Chemical mass transfer in shear zones and metacarbonate xenoliths: a comparison of four mass balance approaches
Durand, Cyril; Oliot, Emilien; Marquer, Didier; Sizun, Jean-Pierre
European Journal of Mineralogy Volume 27 Number 6 (2015), p. 731 - 754
published: Dec 1, 2015
ArtNo. ESP147052706003, Price: 29.00 €
Mass balance calculations have been performed through a comparison of published graphical and statistical approaches applied to two contrasted geological settings: (i) the development of a greenschist-facies ductile shear-zone that recorded a weak volume change but significant mass transfers, and (ii) the formation of exoskarns in metacarbonate xenoliths that recorded a large volume decrease related to huge mass transfers. The comparison of the four mass-balance approaches shows that, if uncertainties are ignored, (1) they yield similar results concerning the mobile vs immobile behaviour of many components; (2) they yield similar masschange values on bulk rock and on individual chemical elements (bulk-rock mass-change values differ by a maximum of ca. 15 % between graphical and statistical treatments of the metacarbonate xenolith evolution). The main difference concerns the uncertainties on mass changes (for bulk rocks and individual elements), which are much larger with the graphical than with the statistical approaches when uncertainties on chemical elements are taken into account, as they should be.
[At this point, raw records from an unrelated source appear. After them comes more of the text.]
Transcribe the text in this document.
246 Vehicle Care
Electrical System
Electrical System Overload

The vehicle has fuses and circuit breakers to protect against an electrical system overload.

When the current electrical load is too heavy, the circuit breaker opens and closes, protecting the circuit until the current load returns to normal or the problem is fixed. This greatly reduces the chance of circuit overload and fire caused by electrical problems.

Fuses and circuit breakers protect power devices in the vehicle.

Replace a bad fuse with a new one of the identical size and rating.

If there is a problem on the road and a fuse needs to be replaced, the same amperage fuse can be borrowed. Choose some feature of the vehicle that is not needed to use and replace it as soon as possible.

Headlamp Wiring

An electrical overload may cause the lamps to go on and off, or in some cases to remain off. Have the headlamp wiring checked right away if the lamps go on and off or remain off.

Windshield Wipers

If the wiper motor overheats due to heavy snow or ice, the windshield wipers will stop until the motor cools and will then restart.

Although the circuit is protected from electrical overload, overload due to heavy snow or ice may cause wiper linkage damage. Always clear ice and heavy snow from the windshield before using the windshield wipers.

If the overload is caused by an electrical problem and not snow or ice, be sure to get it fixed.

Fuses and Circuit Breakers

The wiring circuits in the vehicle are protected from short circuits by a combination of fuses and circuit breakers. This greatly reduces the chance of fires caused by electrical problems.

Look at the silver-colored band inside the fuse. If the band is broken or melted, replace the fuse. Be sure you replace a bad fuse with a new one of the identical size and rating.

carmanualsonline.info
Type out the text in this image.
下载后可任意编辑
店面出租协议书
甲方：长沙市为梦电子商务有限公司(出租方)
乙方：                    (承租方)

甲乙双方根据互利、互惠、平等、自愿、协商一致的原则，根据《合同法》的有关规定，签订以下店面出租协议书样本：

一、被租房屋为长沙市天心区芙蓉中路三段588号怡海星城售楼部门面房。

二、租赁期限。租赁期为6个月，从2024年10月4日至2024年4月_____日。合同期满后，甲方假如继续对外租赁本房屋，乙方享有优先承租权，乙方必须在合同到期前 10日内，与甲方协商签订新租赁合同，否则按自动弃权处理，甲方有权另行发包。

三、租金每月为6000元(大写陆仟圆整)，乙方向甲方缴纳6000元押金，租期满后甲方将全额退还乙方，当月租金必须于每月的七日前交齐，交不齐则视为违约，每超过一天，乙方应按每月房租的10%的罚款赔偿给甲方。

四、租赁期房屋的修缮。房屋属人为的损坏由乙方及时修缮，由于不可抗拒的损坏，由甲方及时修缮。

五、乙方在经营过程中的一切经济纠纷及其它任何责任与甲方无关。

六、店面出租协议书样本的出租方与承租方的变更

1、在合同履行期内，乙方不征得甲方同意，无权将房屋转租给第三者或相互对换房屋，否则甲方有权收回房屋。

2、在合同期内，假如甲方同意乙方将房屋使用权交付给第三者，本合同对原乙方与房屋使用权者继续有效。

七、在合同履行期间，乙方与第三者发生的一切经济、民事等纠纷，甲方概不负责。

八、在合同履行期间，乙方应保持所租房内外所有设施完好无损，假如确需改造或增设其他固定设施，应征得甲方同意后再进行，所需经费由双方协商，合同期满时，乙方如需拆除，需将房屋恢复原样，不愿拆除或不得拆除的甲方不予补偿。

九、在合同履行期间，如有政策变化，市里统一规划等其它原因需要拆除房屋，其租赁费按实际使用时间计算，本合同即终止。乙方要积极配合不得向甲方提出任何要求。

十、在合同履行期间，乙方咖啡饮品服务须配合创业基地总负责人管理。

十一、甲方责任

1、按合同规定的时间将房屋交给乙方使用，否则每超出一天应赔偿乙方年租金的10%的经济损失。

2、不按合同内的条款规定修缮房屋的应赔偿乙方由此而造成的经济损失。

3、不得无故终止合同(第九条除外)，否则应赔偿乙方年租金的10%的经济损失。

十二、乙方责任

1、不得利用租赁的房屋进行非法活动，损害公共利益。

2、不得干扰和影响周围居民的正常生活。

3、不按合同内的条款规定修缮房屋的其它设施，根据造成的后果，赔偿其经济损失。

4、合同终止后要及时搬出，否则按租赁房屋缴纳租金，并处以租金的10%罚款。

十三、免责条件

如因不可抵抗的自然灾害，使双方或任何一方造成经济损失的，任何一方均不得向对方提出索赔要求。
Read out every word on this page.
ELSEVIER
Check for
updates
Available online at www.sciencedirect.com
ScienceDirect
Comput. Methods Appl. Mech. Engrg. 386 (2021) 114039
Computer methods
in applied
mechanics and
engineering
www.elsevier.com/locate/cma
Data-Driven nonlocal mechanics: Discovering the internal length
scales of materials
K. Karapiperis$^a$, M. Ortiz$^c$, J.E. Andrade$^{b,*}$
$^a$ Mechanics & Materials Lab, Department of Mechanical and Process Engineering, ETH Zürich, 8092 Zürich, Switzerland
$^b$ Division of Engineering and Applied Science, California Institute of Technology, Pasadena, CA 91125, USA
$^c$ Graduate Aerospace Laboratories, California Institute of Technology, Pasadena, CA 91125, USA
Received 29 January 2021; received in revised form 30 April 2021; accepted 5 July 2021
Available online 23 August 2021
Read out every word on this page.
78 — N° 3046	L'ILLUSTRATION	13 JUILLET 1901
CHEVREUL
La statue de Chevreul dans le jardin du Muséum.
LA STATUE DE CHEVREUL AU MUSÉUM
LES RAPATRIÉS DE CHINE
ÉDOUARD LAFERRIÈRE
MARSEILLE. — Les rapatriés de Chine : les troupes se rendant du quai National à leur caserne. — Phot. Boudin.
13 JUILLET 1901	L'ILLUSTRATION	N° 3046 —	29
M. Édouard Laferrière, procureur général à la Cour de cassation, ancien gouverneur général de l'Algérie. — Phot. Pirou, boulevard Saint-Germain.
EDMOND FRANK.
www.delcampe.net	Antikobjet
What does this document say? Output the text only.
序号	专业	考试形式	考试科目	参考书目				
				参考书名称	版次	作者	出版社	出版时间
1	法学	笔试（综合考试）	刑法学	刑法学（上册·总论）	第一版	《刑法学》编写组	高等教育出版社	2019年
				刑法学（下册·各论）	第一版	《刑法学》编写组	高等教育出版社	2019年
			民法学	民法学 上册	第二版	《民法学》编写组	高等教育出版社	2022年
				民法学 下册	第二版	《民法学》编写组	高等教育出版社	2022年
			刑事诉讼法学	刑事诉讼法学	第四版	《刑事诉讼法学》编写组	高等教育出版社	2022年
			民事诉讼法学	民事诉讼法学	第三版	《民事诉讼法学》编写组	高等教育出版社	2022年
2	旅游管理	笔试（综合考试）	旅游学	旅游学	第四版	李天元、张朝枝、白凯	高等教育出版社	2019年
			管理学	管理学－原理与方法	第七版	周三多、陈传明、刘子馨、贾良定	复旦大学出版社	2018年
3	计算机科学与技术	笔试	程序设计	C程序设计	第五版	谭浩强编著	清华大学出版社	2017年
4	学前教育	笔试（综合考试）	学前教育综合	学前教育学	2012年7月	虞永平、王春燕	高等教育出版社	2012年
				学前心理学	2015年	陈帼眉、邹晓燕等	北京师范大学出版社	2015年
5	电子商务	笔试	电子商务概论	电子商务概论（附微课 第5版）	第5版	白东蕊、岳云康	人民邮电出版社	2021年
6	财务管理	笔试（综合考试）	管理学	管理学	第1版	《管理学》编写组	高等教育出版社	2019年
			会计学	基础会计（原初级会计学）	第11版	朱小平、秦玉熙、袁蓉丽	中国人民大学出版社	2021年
The main advantage of the graphical methods is their rapid implementation and the clarity of the diagrams. Their main disadvantages are that uncertainties on each chemical element and bulk compositions are not taken into account and the difficulty in choosing an accurate immobility field to precisely define errors. Graphical methods need to be completed by a statistical treatment that gives absolute mass transfer results. The statistical approaches have the advantage of taking into account the chemical heterogeneities of the compared populations, in conjunction to a precise data treatment. The statistical treatment is an important and necessary step to decipher and to be pertinent in interpreting mobility/immobility of chemical elements, and, thus, in the absolute quantification of mass and volume changes.